Integrated Stress Response (ISR) Pathway: Unraveling Its Role in Cellular Senescence

Round 1

Reviewer 1 Report

Comments and Suggestions for Authors

This review paper's authors have compiled a fairly comprehensive overview of the current knowledge of Integrated Stress Response (ISR) in Cellular Senescence. The text summarizes the results and findings of 200+ research papers and includes three summary figures that provide information for molecular modulators and mechanisms involved in cellular senescence. 

Overall, there are only a few relatively minor areas for improvement that could further improve this review paper:

1) Some of the sentences or text paragraphs seem to be too long. For example, between lines 30-40, one very long sentence could be rearranged into 3 to 4 (or more) shorter sentences and make the text more accessible to digest by readers of the journal. 

2) Some of the text for the used abbreviations is provided directly in the text, but for many of the used abbreviations, no information is included anywhere in the text. For example, CHOP is mentioned 20+ times in the manuscript, but in none of those instances is provided that CHOP stands for "C/EBP homologous protein". One easy solution for these issues is adding a table in the paper that will describe all abbreviations used in the main text. Such a table or list of used abbreviations could also help to shorten the text in some of the manuscript sections.
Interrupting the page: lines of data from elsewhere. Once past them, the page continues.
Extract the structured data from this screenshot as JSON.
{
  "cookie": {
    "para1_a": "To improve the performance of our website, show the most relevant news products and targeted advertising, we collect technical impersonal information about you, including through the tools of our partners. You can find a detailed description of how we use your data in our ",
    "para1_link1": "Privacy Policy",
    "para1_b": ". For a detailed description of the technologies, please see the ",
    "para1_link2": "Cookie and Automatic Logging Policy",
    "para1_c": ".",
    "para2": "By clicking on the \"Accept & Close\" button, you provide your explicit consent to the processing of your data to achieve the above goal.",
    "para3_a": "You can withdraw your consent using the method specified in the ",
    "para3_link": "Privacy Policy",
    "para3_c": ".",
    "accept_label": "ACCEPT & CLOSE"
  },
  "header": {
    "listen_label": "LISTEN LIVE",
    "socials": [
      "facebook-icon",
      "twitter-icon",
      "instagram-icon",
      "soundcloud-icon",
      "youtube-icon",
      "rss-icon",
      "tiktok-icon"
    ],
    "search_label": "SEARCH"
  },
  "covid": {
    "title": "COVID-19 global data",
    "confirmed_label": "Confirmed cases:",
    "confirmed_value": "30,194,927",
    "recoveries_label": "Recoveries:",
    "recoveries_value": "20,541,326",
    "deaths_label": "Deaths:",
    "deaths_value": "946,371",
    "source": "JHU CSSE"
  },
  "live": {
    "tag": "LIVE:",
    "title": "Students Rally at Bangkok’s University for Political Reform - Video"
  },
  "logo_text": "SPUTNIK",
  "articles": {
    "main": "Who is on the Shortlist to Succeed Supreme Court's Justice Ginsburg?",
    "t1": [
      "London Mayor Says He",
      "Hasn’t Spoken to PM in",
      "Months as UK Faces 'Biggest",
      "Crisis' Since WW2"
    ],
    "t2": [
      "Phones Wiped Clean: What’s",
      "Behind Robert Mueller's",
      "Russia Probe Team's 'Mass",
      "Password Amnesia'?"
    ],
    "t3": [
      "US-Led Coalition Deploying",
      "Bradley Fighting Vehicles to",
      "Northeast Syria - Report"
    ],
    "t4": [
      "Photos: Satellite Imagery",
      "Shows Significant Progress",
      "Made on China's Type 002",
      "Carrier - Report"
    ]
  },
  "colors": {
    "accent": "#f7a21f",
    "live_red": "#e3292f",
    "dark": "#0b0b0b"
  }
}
3) Authors stated multiple times that there is an absence of specific markers for senescent cells. However, there are molecular markers that are routinely used in research studies to quantify or detect senescence (for example, please see this "10 Must-have Markers for Senescence Research": https://blog.cellsignal.com/10-must-have-markers-for-senescence-research). Indeed, using these known markers is challenging for the universal detection of senses due to their nonspecificity and the existence of different senescence programs. The authors could provide some clarification (or an entire paragraph/section) to describe the most commonly used markers and their limitations to justify (back up) the statement that there is an "absence of specific markers for senescent cells (as mentioned in lines 9, 46, 127, etc.)".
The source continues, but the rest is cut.